- Panoramic view of settlements in Sarvodaya Nagar form northern edge
- Sarvodaya Nagar Location in Uttar Pradesh, India
- Coordinates: 26°52′58″N 80°58′16″E﻿ / ﻿26.88278°N 80.97111°E
- Country: India
- State: Uttar Pradesh
- District: Lucknow

Area
- • Total: 0.427892 km^{2} (0.165210 sq mi)
- Elevation: 122.6 m (402 ft)

Languages
- • Official: Hindi, Urdu
- Time zone: UTC+5:30 (IST)
- PIN: 226 016
- Telephone code: 522
- Vehicle registration: UP-32

= Sarvodaya Nagar =

Sarvodaya Nagar is an area in North Indian city of Lucknow consisting of both residential and commercial settlements. It is a part of Mahona Nagar Panchayat in Lucknow district.

==Geography==
Sarvodaya Nagar is located near the . Bank of Gomti River that flows through north and western boundaries of Sarvodaya Nagar.
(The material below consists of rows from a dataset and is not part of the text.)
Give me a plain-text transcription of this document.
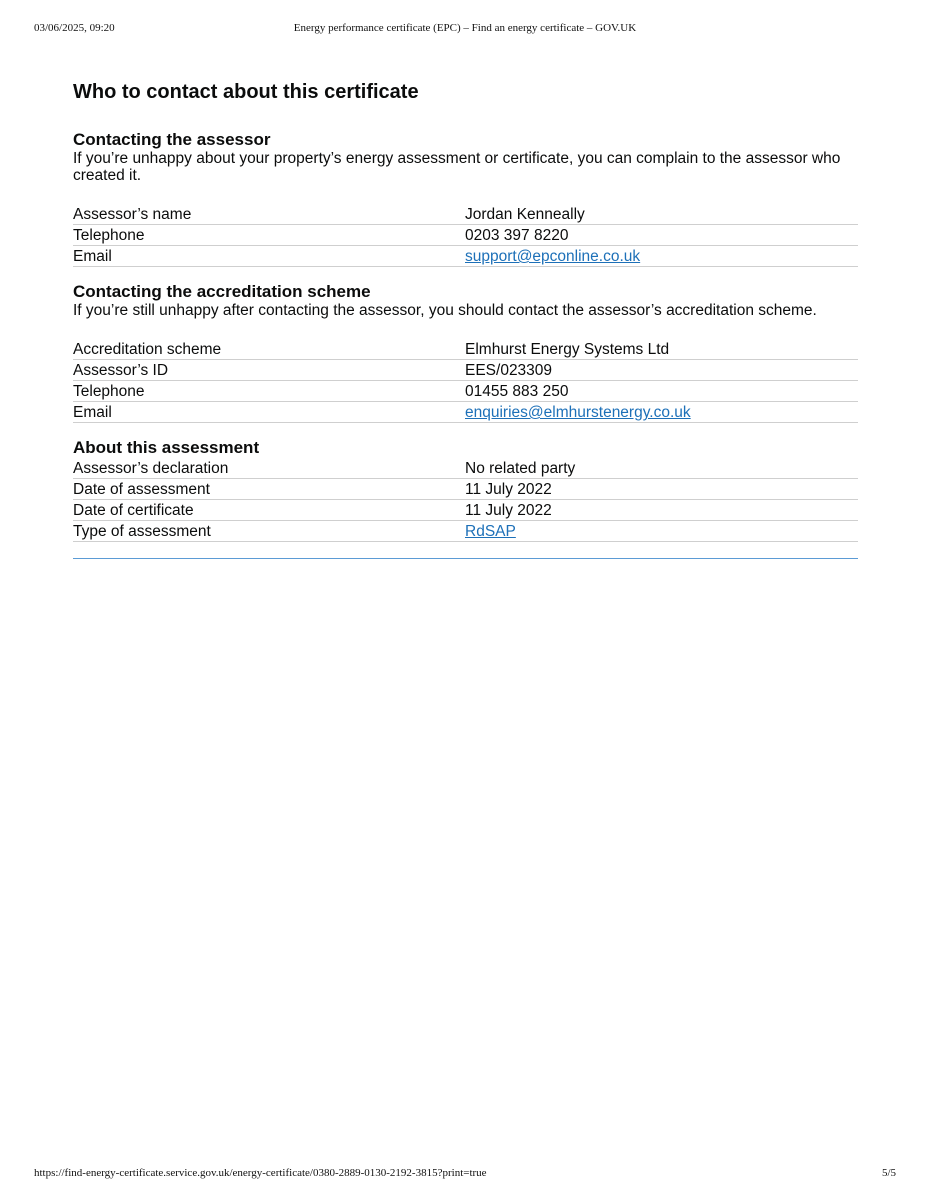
03/06/2025, 09:20	Energy performance certificate (EPC) – Find an energy certificate – GOV.UK
Who to contact about this certificate
Contacting the assessor

If you’re unhappy about your property’s energy assessment or certificate, you can complain to the assessor who created it.

Assessor’s name	Jordan Kenneally
Telephone	0203 397 8220
Email	support@epconline.co.uk
Contacting the accreditation scheme

If you’re still unhappy after contacting the assessor, you should contact the assessor’s accreditation scheme.

Accreditation scheme	Elmhurst Energy Systems Ltd
Assessor’s ID	EES/023309
Telephone	01455 883 250
Email	enquiries@elmhurstenergy.co.uk
About this assessment
Assessor’s declaration	No related party
Date of assessment	11 July 2022
Date of certificate	11 July 2022
Type of assessment	RdSAP
https://find-energy-certificate.service.gov.uk/energy-certificate/0380-2889-0130-2192-3815?print=true	5/5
It has an average elevation of 122.6 metres (402 feet).
It was known as "ghosi purva"and today is also known for its drain called " kukrail naala".
It is home to both Hindus and Muslims and thus has several mosques like badi masjid ;chhoti masjid;madina masjid; as well as temple of Sai baba .
It has several primary English and Hindi medium schools that help the poor people .
It has a cemetery as well.

==Religious integrity==
Most of the peoples of Sarvodaya Nagar follow Hindu ...secondly Muslim religion and show a good example of religious integrity. It is reflected by presence of two mosques (Chhoti Masjid and Bari Masjid) and 5 temple and a big graveyard for Muslims and one cremation place for Hindus in Sarvodaya Nagar..

==Transport==
Nearest railway station from Sarvodaya Nagar is Badshah Nagar, which is situated on Lucknow - Barabanki railway line maintained by North-East Railway. The transportation is mainly road based. It is connected with the city through City Bus, auto rickshaw and rickshaw etc. Most of the residents have their own conveyances.

==Education==
Sarvodaya Nagar has Government School and a few convent schools like Rani Laxmi Bai, Meridian School, Motherland school, etc. Sarvodaya Nagar is well connected and one can access almost all the prominent places like Indira Nagar, Aliganj, Gomti Nagar, Hazratganj, Mahanagar easily.